Tuesday, 3 September 2024

Just Prices

 


Suppose you own a rare first edition book, and a dealer desperately wants to buy it from you. You would sell it for £250, but the dealer offers you £500, not knowing that you would have let it go for half the price. Have you acted immorally in accepting his offer? Most people would say no, and I think they’d probably be right. But what about in the case of Locke’s famous horse owner and traveller, where the horse owner would have sold his horse for £40 yesterday, but when meeting a breathless traveller the next day, uses the situation to his advantage and sells it for £50? Has the horse owner acted unjustly? What about if you encounter a man dying of thirst: is it unjust to sell him a bottle of water for £500? If he’s desperate and about to die, you can be pretty sure he values his life at more than £500, so in that context he’s probably getting a bargain, right? Yet understandably, almost no one thinks this is right. 

In economics, we believe the just price is the market price, based on the complex information signals generated by the busy marketplace of supply and demand.
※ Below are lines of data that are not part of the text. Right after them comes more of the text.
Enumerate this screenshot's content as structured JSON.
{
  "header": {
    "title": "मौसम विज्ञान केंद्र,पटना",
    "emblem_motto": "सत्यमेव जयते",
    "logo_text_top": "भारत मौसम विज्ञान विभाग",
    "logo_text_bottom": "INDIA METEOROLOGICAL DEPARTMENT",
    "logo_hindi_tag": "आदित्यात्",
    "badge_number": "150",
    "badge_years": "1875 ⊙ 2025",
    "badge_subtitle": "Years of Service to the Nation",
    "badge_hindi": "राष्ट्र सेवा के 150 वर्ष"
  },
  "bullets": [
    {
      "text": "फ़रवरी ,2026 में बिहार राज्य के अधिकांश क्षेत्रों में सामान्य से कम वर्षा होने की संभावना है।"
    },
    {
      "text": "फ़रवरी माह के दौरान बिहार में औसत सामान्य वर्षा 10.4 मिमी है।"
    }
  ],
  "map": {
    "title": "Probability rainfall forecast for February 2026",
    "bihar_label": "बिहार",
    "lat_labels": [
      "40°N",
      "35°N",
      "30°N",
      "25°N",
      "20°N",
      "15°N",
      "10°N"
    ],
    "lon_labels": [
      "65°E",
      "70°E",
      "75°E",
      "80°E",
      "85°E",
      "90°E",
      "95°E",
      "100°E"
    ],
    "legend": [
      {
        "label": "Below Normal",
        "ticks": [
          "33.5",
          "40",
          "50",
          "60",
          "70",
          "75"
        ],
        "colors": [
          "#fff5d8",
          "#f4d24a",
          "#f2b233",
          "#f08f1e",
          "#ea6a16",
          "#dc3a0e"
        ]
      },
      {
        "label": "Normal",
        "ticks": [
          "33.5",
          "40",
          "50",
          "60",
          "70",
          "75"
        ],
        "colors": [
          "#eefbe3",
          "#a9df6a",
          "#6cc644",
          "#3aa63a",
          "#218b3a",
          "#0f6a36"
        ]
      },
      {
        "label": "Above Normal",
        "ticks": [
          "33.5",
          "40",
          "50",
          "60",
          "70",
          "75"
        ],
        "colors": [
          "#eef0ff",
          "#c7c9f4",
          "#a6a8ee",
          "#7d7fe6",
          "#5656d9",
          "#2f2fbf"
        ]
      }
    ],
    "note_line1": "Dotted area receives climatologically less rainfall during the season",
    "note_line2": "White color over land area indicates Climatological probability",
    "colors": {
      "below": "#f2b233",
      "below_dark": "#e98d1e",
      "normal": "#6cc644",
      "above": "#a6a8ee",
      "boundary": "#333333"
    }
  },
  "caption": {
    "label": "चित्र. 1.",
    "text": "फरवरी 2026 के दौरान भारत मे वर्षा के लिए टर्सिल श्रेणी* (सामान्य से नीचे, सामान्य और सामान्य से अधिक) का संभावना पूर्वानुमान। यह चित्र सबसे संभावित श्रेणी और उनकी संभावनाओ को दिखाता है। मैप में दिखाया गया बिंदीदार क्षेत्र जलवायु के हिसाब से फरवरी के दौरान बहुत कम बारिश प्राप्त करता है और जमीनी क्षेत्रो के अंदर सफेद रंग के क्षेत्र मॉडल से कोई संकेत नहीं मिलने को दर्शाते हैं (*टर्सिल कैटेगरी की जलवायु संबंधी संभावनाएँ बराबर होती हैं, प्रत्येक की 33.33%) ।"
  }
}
In other words, it is the actions of billons of local decisions across the world which determine the price of bananas, walking sticks, holidays and cars – there is no objective value in any good or service or job – the value is determined by billions of people's revealed preferences.

So how then do we square that with the notion of unjustly charging a desperately thirsty man £500 for a glass of water? Few would deny that’s wrong – we should be encouraged to give him some water for free. The upshot is, ethical judgements are not the same thing as just prices. Consequently, we are dealing with something rather like a sorites paradox-type of scale, where the nearer we remain at the individual consideration (like Locke’s horse owner and traveller), the more a price is subjected to strict ethical judgment, and the more we extend out to the wider economy in an information-generating nexus, the less a price is subjected to strict ethical judgment, because the more it has been shaped by lots of people through the mechanism of supply and demand. Excepting the terrible political policy of state price-fixing (rent controls, minimum wage laws, etc),the price of just about everything in a market economy is what it is because of the activities of billions of individuals over sustained periods of time - it resembles a democracy in that we've all voted for it to be that way.

This leads us to the labour theory of value. Adam Smith and David Ricardo posited views about the labour theory of value (LTV), which argues that the price of a good or service should be determined by the total amount of labour required to produce it. It’s a theory with little mileage, and whereas Smith and Ricardo never felt entirely comfortable with LTV as a broad-brush explanation for the price of labour, Karl Marx was fonder of it, using LVT (or variations of it) to bemoan what he saw as the powerful capitalist classes.

What gave LTV its redundancy notice was the more accurate notion of subjective theory of value, which states that the value of a good or service is not determined by the labour required to produce it, but by the value placed upon it by the consumer. A brick wall built around your garden is not valued by the labour required to build it - it’s the other way around - the labour required to build it is valuable precisely because the builder can produce something that the homeowner finds valuable.

If the anti-capitalist neo-Marxists were better informed, they would understand that far from being an exploitative force for bad, capitalism is a liberating and enriching way of enhancing people’s well-being and improving their standards of living. Labour and capital are what enable producers to provide things of value in society, and price them in line with supply and demand to allocate resources most efficiently. Prices of goods and services are information signals that convey subjective perceptions of value - and it is this information that tells us how much a thing is valued.

This is why we are always banging on about politicians’ inept and uneconomical interferences in the market - their activity so often impedes the highly complex process that most efficiently matches supply with demand at the optimal (or near optimal) prices. The optimal price of any good or service occurs when the most the consumer is willing to pay is equal to the least the supplier is willing to accept.